Она купила у парня в ларьке стаканчик мороженого и села на скамейке под пальмой.

Итак, что она знает теперь точно? То, что ее приключения вчерашней ночью ей не приснились. Потому что вот оно – доказательство, в морге лежит. Ясно, что та женщина выпала из окна разрушенного отеля. Именно с того места, где стояла Марина. Зачем она это сделала, точнее почему? Ответа на этот вопрос у Марины пока нет. Равно как и на другие вопросы, а именно:

Для чего к ней привязалась эта Ариадна?

Кто она вообще такая, если не живет в гостинице?

Что за дрянь находилась в той самой темной длинной сигарете, после двух затяжек из которой Марина настолько обалдела, что поперлась с совершенно незнакомой бабой черт-те куда?

И последний, но не менее важный вопрос: почему выбросившаяся из отеля женщина так похожа на портрет, который Марина видела в том же отеле вчера?

Были, конечно, и еще вопросы, но Марина решила пока остановиться на этих.

Эти рассуждения не то что помогли, но малость упорядочили ее мысли.

В какой-то момент она осознала, что уже давно не думает о Глебе, о его странном и двусмысленном поведении, как будто немного притупилась вызванная им боль…

Ну, хоть какой-то положительный момент есть у всего этого!

Тут она заметила стеклянный киоск с большой буквой «Т» – туристический офис.

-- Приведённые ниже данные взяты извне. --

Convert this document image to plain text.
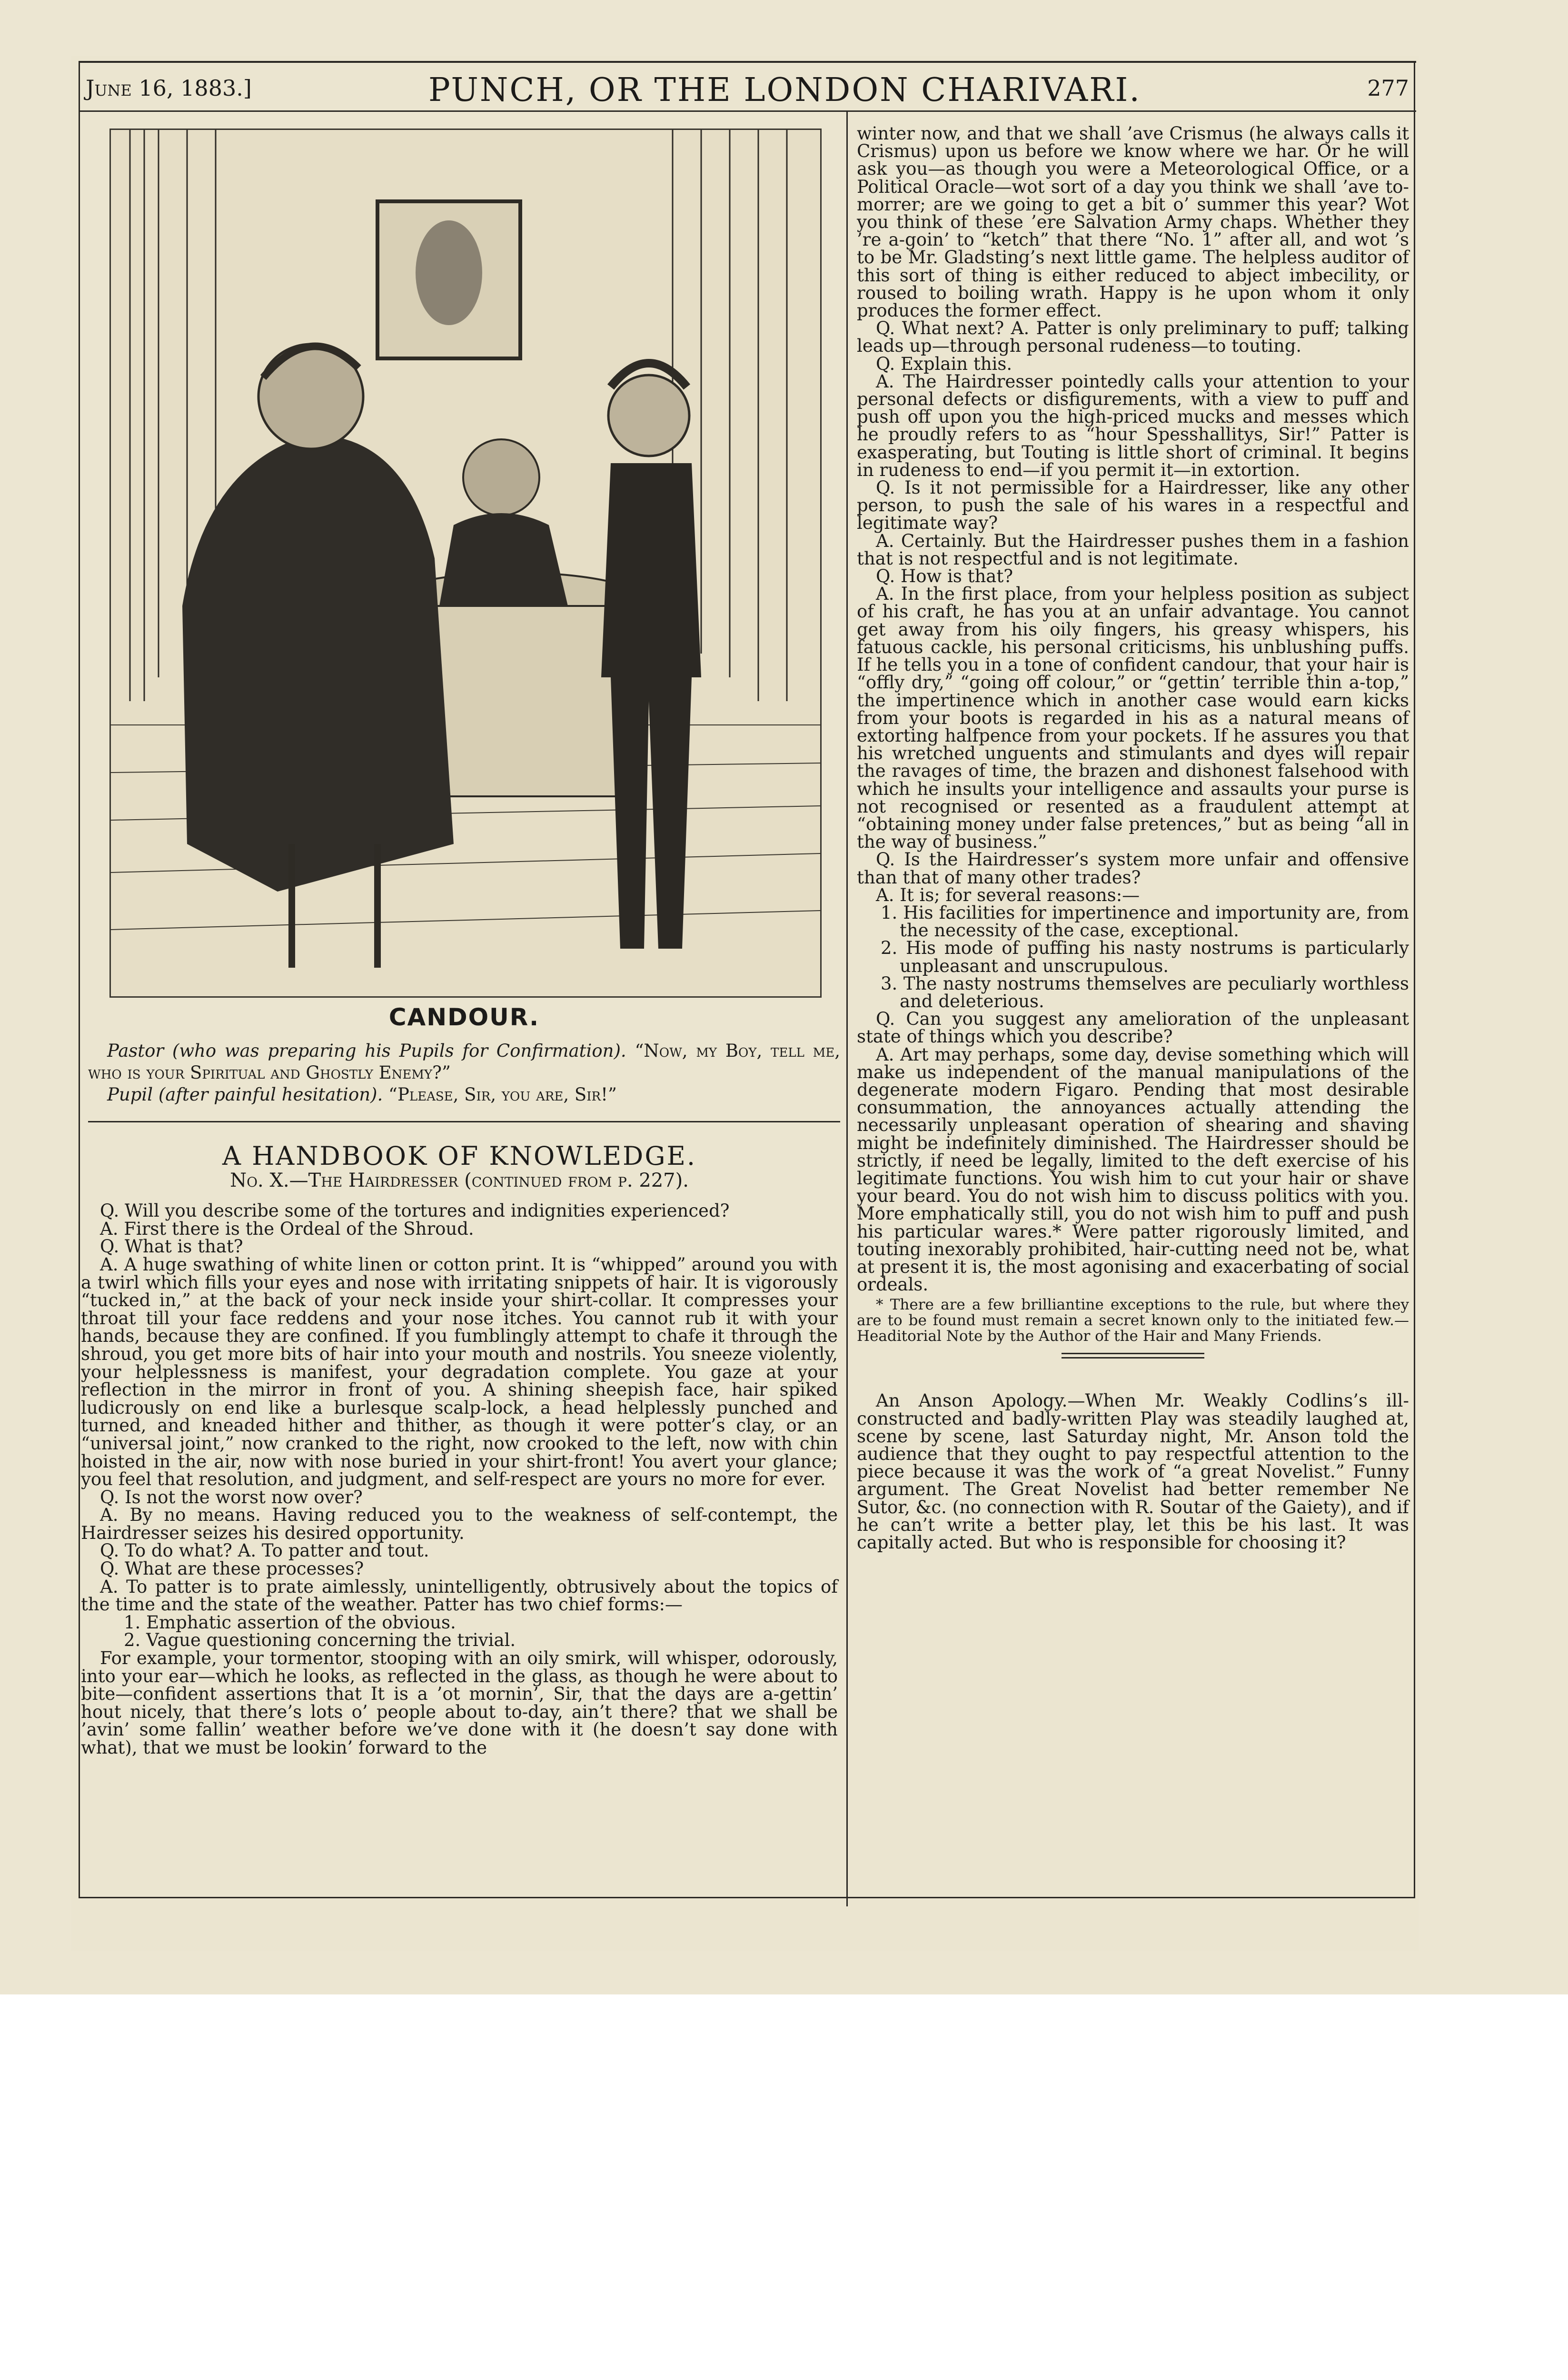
June 16, 1883.]	PUNCH, OR THE LONDON CHARIVARI.	277
CANDOUR.

Pastor (who was preparing his Pupils for Confirmation). “Now, my Boy, tell me, who is your Spiritual and Ghostly Enemy?”

Pupil (after painful hesitation). “Please, Sir, you are, Sir!”

A HANDBOOK OF KNOWLEDGE.
No. X.—The Hairdresser (continued from p. 227).

Q. Will you describe some of the tortures and indignities experienced?

A. First there is the Ordeal of the Shroud.

Q. What is that?

A. A huge swathing of white linen or cotton print. It is “whipped” around you with a twirl which fills your eyes and nose with irritating snippets of hair. It is vigorously “tucked in,” at the back of your neck inside your shirt-collar. It compresses your throat till your face reddens and your nose itches. You cannot rub it with your hands, because they are confined. If you fumblingly attempt to chafe it through the shroud, you get more bits of hair into your mouth and nostrils. You sneeze violently, your helplessness is manifest, your degradation complete. You gaze at your reflection in the mirror in front of you. A shining sheepish face, hair spiked ludicrously on end like a burlesque scalp-lock, a head helplessly punched and turned, and kneaded hither and thither, as though it were potter’s clay, or an “universal joint,” now cranked to the right, now crooked to the left, now with chin hoisted in the air, now with nose buried in your shirt-front! You avert your glance; you feel that resolution, and judgment, and self-respect are yours no more for ever.

Q. Is not the worst now over?

A. By no means. Having reduced you to the weakness of self-contempt, the Hairdresser seizes his desired opportunity.

Q. To do what? A. To patter and tout.

Q. What are these processes?

A. To patter is to prate aimlessly, unintelligently, obtrusively about the topics of the time and the state of the weather. Patter has two chief forms:—

1. Emphatic assertion of the obvious.

2. Vague questioning concerning the trivial.

For example, your tormentor, stooping with an oily smirk, will whisper, odorously, into your ear—which he looks, as reflected in the glass, as though he were about to bite—confident assertions that It is a ’ot mornin’, Sir, that the days are a-gettin’ hout nicely, that there’s lots o’ people about to-day, ain’t there? that we shall be ’avin’ some fallin’ weather before we’ve done with it (he doesn’t say done with what), that we must be lookin’ forward to the

winter now, and that we shall ’ave Crismus (he always calls it Crismus) upon us before we know where we har. Or he will ask you—as though you were a Meteorological Office, or a Political Oracle—wot sort of a day you think we shall ’ave to-morrer; are we going to get a bit o’ summer this year? Wot you think of these ’ere Salvation Army chaps. Whether they ’re a-goin’ to “ketch” that there “No. 1” after all, and wot ’s to be Mr. Gladsting’s next little game. The helpless auditor of this sort of thing is either reduced to abject imbecility, or roused to boiling wrath. Happy is he upon whom it only produces the former effect.

Q. What next? A. Patter is only preliminary to puff; talking leads up—through personal rudeness—to touting.

Q. Explain this.

A. The Hairdresser pointedly calls your attention to your personal defects or disfigurements, with a view to puff and push off upon you the high-priced mucks and messes which he proudly refers to as “hour Spesshallitys, Sir!” Patter is exasperating, but Touting is little short of criminal. It begins in rudeness to end—if you permit it—in extortion.

Q. Is it not permissible for a Hairdresser, like any other person, to push the sale of his wares in a respectful and legitimate way?

A. Certainly. But the Hairdresser pushes them in a fashion that is not respectful and is not legitimate.

Q. How is that?

A. In the first place, from your helpless position as subject of his craft, he has you at an unfair advantage. You cannot get away from his oily fingers, his greasy whispers, his fatuous cackle, his personal criticisms, his unblushing puffs. If he tells you in a tone of confident candour, that your hair is “offly dry,” “going off colour,” or “gettin’ terrible thin a-top,” the impertinence which in another case would earn kicks from your boots is regarded in his as a natural means of extorting halfpence from your pockets. If he assures you that his wretched unguents and stimulants and dyes will repair the ravages of time, the brazen and dishonest falsehood with which he insults your intelligence and assaults your purse is not recognised or resented as a fraudulent attempt at “obtaining money under false pretences,” but as being “all in the way of business.”

Q. Is the Hairdresser’s system more unfair and offensive than that of many other trades?

A. It is; for several reasons:—

1. His facilities for impertinence and importunity are, from the necessity of the case, exceptional.

2. His mode of puffing his nasty nostrums is particularly unpleasant and unscrupulous.

3. The nasty nostrums themselves are peculiarly worthless and deleterious.

Q. Can you suggest any amelioration of the unpleasant state of things which you describe?

A. Art may perhaps, some day, devise something which will make us independent of the manual manipulations of the degenerate modern Figaro. Pending that most desirable consummation, the annoyances actually attending the necessarily unpleasant operation of shearing and shaving might be indefinitely diminished. The Hairdresser should be strictly, if need be legally, limited to the deft exercise of his legitimate functions. You wish him to cut your hair or shave your beard. You do not wish him to discuss politics with you. More emphatically still, you do not wish him to puff and push his particular wares.* Were patter rigorously limited, and touting inexorably prohibited, hair-cutting need not be, what at present it is, the most agonising and exacerbating of social ordeals.

* There are a few brilliantine exceptions to the rule, but where they are to be found must remain a secret known only to the initiated few.—Headitorial Note by the Author of the Hair and Many Friends.

An Anson Apology.—When Mr. Weakly Codlins’s ill-constructed and badly-written Play was steadily laughed at, scene by scene, last Saturday night, Mr. Anson told the audience that they ought to pay respectful attention to the piece because it was the work of “a great Novelist.” Funny argument. The Great Novelist had better remember Ne Sutor, &c. (no connection with R. Soutar of the Gaiety), and if he can’t write a better play, let this be his last. It was capitally acted. But who is responsible for choosing it?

Она зашла в киоск, взяла со столика, где лежала стопка глянцевых буклетов, бесплатную карту городка.

Девушка-дежурная спросила, чем может ей помочь.

В первый момент Марина хотела вежливо отказаться от помощи, но потом спохватилась и спросила, что ей могут рассказать об отеле «Далмация».

– «Далмация»? – недоуменно переспросила девушка, растерянно хлопая глазами.

– Ну, это тот большой заброшенный отель на берегу моря, – Марина показала глазами в ту сторону, где, по ее представлению, находился тот самый отель.

– Ах, вы знаете, я тут работаю недавно, – затараторила девица. – Я еще не все знаю… а этот отель – он, наверное, не входит в число достопримечательностей…

– Странно, – проговорила Марина. – Он такой интересный… необычный…

Тут она заметила на одном из глянцевых рекламных буклетов знакомый силуэт внушительного здания с островерхими башенками по углам и взяла его.

Кивнув на прощание дежурной, она вышла из киоска.

Тут же рядом с ней возник сутулый мужчина с длинными сальными волосами, с неопрятной щетиной на щеках, в поношенной клетчатой рубашке.

– Извините, – проговорил он негромко, заискивающе глядя Марине в глаза, – я случайно услышал, что вы интересуетесь старым отелем «Далмация»…

Марина отступила в сторону, оглядела незнакомца.

Наверняка обычный курортный попрошайка… Она для таких, что называется, лакомый кусочек, то есть одинокая глупая отдыхающая.

Она хотела отшить назойливого попрошайку, но тут он проговорил вполголоса:

– Ваше счастье, что вы не шагнули в ту дверь…

– Что?! – Марина изумленно уставилась на него. – Что вы такое говорите?

«Откуда он знает?»

– Я говорю – ваше счастье, что вы столкнулись со мной! – произнес мужчина самодовольно. – Никто не знает об этом отеле и о его хозяевах больше меня! И я вам охотно все расскажу!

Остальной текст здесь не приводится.